During World War II, the United States government developed a program to train pigeons to guide missiles to their targets. This program was known as Project Pigeon or Project Orcon. It was developed by psychologist B.F. Skinner and was intended to provide an alternative to radio-controlled guidance systems, which were vulnerable to jamming and interference.
Using animals in technology
The idea behind Project Pigeon was simple: Skinner would train pigeons to peck at a target on a screen, and their pecking guided a missile to its target. To prove this, Skinner trained the pigeons to associate the target with food and were able to peck accurately and consistently, even under stressful conditions.
The military ultimately discontinued the program in favor of other guidance systems. But the concept of using animals to guide technology has continued to be a topic of interest and research in modern times.

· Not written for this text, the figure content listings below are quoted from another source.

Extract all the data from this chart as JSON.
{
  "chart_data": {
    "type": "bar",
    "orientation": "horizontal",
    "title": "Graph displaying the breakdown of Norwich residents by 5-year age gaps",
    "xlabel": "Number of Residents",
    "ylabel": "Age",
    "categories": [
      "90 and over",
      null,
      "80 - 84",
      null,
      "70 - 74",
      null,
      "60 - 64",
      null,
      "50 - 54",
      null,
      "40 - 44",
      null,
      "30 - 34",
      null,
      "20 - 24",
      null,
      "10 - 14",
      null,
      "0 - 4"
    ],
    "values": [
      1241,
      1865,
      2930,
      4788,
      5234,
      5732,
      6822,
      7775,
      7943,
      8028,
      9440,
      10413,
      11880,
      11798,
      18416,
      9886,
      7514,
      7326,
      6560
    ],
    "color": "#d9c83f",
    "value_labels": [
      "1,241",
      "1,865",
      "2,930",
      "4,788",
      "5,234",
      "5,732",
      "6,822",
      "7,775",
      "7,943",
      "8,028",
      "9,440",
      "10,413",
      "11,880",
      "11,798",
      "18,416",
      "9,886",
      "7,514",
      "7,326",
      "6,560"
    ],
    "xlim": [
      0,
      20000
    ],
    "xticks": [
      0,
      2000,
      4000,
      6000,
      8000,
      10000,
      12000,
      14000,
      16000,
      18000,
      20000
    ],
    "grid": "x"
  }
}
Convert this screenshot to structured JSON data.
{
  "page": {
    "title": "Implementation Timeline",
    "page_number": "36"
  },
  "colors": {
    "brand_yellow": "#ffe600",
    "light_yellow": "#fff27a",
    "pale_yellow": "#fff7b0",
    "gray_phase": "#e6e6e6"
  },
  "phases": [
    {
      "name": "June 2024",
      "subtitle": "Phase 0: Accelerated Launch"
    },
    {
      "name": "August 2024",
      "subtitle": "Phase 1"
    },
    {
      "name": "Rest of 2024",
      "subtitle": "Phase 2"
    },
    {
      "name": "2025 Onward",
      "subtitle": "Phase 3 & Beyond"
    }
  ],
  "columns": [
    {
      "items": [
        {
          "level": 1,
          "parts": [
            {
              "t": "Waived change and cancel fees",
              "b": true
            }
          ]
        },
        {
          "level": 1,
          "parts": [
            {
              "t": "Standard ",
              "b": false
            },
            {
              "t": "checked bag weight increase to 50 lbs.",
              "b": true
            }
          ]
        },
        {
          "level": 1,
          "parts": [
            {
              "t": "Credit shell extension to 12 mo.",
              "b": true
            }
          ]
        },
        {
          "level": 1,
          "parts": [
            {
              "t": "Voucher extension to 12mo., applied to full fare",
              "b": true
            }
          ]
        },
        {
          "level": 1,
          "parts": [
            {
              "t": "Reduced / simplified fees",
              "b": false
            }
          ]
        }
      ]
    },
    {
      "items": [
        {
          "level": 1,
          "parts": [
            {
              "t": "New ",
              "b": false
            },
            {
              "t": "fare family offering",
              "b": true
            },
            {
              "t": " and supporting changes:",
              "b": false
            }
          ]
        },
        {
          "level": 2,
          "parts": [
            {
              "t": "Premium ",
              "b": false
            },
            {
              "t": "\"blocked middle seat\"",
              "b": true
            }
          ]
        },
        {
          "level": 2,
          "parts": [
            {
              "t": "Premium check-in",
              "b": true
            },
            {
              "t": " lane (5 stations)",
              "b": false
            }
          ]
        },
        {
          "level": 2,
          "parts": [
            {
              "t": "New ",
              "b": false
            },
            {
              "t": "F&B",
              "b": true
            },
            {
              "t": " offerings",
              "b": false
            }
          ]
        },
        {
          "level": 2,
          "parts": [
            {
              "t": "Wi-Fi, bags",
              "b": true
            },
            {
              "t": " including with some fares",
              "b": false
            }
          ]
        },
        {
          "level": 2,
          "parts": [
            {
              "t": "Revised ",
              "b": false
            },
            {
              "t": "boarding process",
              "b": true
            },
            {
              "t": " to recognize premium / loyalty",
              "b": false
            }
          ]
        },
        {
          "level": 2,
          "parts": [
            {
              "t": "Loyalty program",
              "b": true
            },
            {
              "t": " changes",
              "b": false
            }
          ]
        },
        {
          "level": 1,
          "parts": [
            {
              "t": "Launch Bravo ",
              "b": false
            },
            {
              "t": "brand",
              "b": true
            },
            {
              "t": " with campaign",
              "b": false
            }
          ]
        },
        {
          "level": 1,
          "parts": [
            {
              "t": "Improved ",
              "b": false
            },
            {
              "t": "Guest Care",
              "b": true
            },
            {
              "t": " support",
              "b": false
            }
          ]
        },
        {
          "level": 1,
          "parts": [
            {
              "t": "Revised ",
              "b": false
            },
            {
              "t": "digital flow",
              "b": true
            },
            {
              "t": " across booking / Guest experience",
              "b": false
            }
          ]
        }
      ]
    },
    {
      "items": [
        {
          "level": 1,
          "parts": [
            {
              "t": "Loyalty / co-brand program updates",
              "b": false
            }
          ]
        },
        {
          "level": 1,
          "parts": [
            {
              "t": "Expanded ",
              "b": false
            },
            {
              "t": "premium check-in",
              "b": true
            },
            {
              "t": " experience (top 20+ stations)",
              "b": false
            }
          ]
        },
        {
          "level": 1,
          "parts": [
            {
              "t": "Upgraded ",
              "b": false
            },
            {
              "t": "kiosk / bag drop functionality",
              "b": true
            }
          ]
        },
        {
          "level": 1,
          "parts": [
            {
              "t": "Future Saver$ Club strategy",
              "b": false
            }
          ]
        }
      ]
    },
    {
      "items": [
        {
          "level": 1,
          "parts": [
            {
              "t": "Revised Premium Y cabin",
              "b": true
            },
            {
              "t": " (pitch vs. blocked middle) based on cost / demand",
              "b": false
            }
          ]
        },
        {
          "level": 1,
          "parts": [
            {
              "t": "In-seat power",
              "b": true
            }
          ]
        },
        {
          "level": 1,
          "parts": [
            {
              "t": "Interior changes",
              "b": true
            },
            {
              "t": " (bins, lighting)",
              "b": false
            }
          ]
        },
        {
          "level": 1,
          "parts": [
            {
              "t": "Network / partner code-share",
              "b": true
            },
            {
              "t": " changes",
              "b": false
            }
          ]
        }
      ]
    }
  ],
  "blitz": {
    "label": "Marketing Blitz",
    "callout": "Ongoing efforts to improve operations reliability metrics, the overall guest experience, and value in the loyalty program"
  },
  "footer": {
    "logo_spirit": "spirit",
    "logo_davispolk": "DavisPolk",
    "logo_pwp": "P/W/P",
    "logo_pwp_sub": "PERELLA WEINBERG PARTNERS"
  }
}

Today, researchers are exploring the use of trained animals such as dogs, rats, and even bees to detect and respond to various stimuli, including explosives, drugs, and diseases.
What was Project Pigeon?
During World War II, the United States government needed to develop an effective guidance system for missiles and other weapons. Radio-controlled systems had proved vulnerable to jamming and interference, and researchers were eager to explore alternative approaches.
Psychologist BF Skinner believed that he could train animals to guide missiles to their targets. His idea was based on the principle of operant conditioning, which he had developed through his work with laboratory animals.
The basic idea behind Skinner’s approach was to train pigeons to associate a target on a screen with the release of food. He then placed the pigeons in the nose of a missile, where they would peck at the target on the screen. This would send signals to the missile’s guidance system and steer it toward its target.
Skinner’s idea eventually received support from the military. The military developed it into a program known as Project Pigeon or Project Orcon. They trained of hundreds of pigeons, housing them in special compartments in the nose of the missile.
While the program never saw actual use in combat, it did succeed in demonstrating the potential of animal-guided technology.